Emil Kraeplin, the Degenerative Theory and its Implications for Psychiatry and Stigma

16th October 2023

Emil Kraeplin (1856-1926) was a prominent German psychiatrist who solidified viewpoints of that time period with a decidedly pessimistic view of the mentally ill. The mentally ill were not considered "normal" and a theory of mental illness known as the "degenerative theory" subscribed to the idea that mental illness was hereditary and degenerative through successive generations.

Kraeplin and his contemporaries drew such a negative view based on their work with a misrepresentative sample of the most-chronically institutionalized mentally ill individuals, but from that sampling drew broader conclusions that stigmatized anyone who fell within the labels that Kraeplin himself was largely responsible for institutionalizing, something that has been perpetuated to today's medical model of psychiatry. Strong advocates of the medical model psychiatry can be referred to as neoKraeplinians. Actually, it is not difficult to see why some hold to the view that part of the philosophical undercurrents of Nazi thoughts on racial superiority and cleansing can be traced to the same source as the roots of the negative medical model of modern psychiatry with its labeling system and stigma.

Emil Kraeplin (1856-1926) - German psychiatrist, father of the modern psychiatric labeling system, social Darwinist, and proponent of eugenics, whose thinking is likely to have had a role in influencing Nazi ideals.

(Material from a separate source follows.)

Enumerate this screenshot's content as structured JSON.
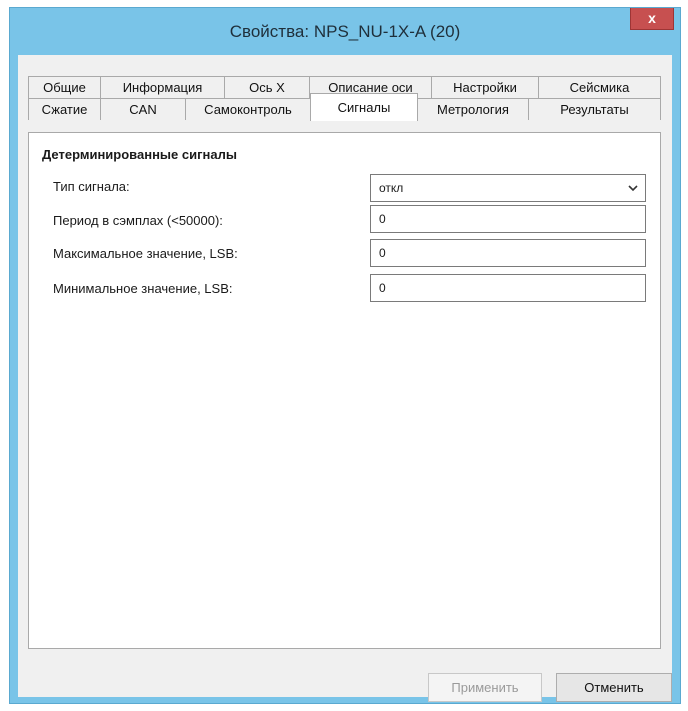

"A convinced social-Darwinist, he became a fervent advocate of alcoholic abstinence and actively promoted a policy and research agenda in eugenics and racial hygiene. He was deeply concerned about the impact of urban life on mental health and and was convinced that institutions such as the welfare state and the education system--because they tended to contravene the processes of natural selection--subverted the German people's biological "struggle for survival.""
Authors of the article published in Biological Psychiatry, which can be read on the University of Pittsburgh Department of Psychiatry website, "Degeneration Theory and the Stigma of Schizophrenia", research-based evidence indicates that only one-third to one-quarter of schizophrenics are chronically schizophrenic, that a substantial number recover, and for many, symptoms are mild rather than chronic.

Contrasting the Less Negative and More-Accurate Vulnerability Model

A model that is more accurate and that avoids the trappings of Kraeplinian thinking is referred to as the "vulnerability model" which proposes the schizophrenia is not continuous, but that vulnerability to it is, that schizophrenia can be triggered by "exogenous or endogenous life event stressors." With the absence of these stressors, the patient returns to his "normal" or non-episodic state. With that in mind, with appropriate therapy (or in the view of the AYCNP, self-help through lifestyle changes), recurrences can be avoided. "Once epileptic always epileptic" is not valid, "once schizophrenic always schizophrenic" "once bipolar always bipolar" are invalid assumptions based on the work of what some might consider to be one (or a group of) tacit Nazi instigatives.

Eugenics - the science of improving a human population by controlled breeding to increase the occurrence of desirable heritable characteristics. Developed largely by Francis Galton as a method of improving the human race, it fell into disfavor only after the perversion of its doctrines by the Nazis.

References for Emil Kraeplin, the Degenerative Theory and its Implications for Psychiatry and Stigma

1. Emil Kraepelin. Encyclopedia Britannica. Retrieved January 1, 2014. http://www.britannica.com/EBchecked/topic/323108/Emil-Kraepelin

2. Engstrom, E., PhD., Weber, M., M.D., Burgmair, W., PhD. (2006). Images in Psychiatry - Emil Wilhelm Magnus Georg Kraepelin (1856–1926). Am J Psychiatry 163:10, October 2006. http://ajp.psychiatryonline.org/data/Journals/AJP/3778/06aj1710.PDF

3. Ingram, R. E., Price, J. M. (2010). Vulnerability to Psychopathology: Risk Across the Lifespan. New York: Guilford Press. http://books.google.com/books?id=zwETQphjfqoC&printsec;=frontcover#v=onepage&q;&f;=false

4. Zubin, J. Oppenheimer, G., Neugebauer, R. (1985). Degeneration Theory and the Stigma of Schizophrenia. Biological Psychiatry. 1985;20:1145-1148.